Gronk said:
And don't tell me "you can throw a bottle to make them look another way". Yes, you can, but it's the harder solution and often you have to "clean" a place out before you can move on. The game wants you to kill. Simple as that.
I hate to say it this way, I really do, but this entire question and quote above are two of the central tenets of the game. One of the points of a wasteland story, especially outside the quarantine zones, is that those who default to the easier and baser answers will often win out.
So, yes. You
can be stealthy in many parts (and I agree to being annoyed that it's not always an option), but the point is that the option is much harder, much slower and insanely more dangerous. Confronted with this moral dilemma, did you tough it out and take the high road, or did you throw a Molotov?
From your statement, I'll assume you chose the easy way.
Congratulations, you've been played.
For the record, hitting someone in the head to knock them out is a movie thing that doesn't work unless you really don't mind risking killing them, and restraining someone is a lengthy, extremely dangerous process that is very much something you can't do in real life when there are other people around and without backup. Also, there's a good chance they'll be loud or cry out for help.
Speaking solely to TLOU: If the argument is that you find it unfair that the game would put you in a situation where your options are to kill, evade or die. Congrats, you've been played again and put into a situation similar to the character's.
The other central point and story of the game is that something, for lack of a better term, "pure" can grow out of something so base, and what someone, even someone so tainted, would do for it.
Chie:
I really wanted to play Bioshock for the story and wonderful atmosphere/graphics, but I found that the killing took me out of the experience.
This is what i am talking about (and perhaps Chie describes the problem better). Why build such an amazingly good looking wasteland as they do in "the Last of us" and then just fill it with murder? Yes, it's a wasteland. yes, it's an action adventure game (sort of). But it's far from the first wasteland in games, and far from the first action adventure game. Why not do something different? Why not care more for your characters and for their actions? Yes, Joel is traumatized and he has to do nasty things to get by.. I get that. But, Killing hundreds (of non-infected) without flinching?
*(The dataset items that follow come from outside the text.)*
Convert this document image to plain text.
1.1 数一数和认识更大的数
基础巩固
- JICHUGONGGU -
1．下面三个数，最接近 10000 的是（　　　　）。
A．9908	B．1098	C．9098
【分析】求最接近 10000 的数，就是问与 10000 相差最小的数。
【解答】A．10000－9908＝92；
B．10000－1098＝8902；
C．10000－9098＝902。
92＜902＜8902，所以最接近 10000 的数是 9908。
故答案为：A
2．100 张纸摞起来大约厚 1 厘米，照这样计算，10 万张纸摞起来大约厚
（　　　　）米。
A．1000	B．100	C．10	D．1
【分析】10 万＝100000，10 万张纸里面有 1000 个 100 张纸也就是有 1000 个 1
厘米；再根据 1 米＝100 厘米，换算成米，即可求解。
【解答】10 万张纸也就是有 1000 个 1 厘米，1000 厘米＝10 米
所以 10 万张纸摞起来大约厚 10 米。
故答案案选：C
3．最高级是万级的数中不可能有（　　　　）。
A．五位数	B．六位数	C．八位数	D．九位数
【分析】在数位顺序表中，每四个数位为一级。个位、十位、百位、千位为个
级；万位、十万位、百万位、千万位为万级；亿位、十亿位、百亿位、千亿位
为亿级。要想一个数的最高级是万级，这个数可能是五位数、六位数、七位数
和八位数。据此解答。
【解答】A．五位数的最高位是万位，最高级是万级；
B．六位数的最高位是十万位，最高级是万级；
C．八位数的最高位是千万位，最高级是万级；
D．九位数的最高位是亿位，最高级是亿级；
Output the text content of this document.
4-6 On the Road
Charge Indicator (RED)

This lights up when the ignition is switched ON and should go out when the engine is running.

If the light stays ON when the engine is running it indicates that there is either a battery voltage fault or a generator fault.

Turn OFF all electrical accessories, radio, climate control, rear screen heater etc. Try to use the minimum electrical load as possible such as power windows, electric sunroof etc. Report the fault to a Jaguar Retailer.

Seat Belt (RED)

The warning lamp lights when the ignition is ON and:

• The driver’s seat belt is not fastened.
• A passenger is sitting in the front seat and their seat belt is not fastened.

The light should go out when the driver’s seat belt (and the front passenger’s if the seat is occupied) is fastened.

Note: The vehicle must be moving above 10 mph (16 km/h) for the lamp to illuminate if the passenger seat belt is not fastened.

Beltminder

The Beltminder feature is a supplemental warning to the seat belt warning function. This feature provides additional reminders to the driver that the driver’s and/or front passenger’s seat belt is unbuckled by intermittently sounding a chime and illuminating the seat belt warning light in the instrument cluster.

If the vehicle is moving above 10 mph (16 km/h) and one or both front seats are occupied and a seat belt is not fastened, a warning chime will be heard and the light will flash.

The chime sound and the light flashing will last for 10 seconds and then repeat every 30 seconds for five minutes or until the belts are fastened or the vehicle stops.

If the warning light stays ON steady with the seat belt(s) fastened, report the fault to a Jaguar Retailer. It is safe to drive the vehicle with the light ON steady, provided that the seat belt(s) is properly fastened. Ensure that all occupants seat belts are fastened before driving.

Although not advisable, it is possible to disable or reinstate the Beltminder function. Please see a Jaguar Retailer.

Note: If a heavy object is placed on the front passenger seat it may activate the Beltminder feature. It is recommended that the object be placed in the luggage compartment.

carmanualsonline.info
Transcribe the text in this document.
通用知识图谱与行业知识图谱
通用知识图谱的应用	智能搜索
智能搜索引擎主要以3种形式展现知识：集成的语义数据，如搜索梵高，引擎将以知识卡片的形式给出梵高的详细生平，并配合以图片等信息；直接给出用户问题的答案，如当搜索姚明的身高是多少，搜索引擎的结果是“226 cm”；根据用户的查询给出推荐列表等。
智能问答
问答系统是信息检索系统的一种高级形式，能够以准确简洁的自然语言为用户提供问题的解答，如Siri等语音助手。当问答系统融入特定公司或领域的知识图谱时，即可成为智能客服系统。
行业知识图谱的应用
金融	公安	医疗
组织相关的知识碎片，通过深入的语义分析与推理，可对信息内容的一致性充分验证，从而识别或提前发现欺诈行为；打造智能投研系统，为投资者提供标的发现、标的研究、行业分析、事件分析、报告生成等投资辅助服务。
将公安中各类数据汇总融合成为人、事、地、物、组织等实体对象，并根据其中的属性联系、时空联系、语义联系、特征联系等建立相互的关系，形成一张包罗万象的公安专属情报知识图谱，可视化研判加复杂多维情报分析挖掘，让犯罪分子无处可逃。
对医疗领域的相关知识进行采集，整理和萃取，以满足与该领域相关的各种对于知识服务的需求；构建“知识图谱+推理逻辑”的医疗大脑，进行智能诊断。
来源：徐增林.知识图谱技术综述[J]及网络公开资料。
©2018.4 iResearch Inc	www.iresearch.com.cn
If he did this for 20 years, im surprised there's anyone left at all.
The reason the wasteland is 'filled with murder' is because the game stops working on the same level without it. A true wasteland story, as described in both of these, is a place where society has fallen, or exists in pockets or is rebuilding due to human perseverance.
Bioshock's wasteland exists solely as a result of the Splicers, and by extension the plasmids, and by extension the concept of objectivist philosophy taken to its base level. The game is framed (arguably ham-fistedly) around the question of whether or not you can survive against those who have 'bettered' themselves out of their humanity without giving up your own, and if you ever had any to start. The atmosphere wouldn't exist without the enemies, and the theme of the game would be instantly neutered.
Trust me, I've seen similar games with enemies modded out. It doesn't work.
The only wasteland-like game I can think of that goes without any of this is Journey, which is a remarkable game on many counts; not the least of which being it's look at human contact without beating you about the head and shoulders with it.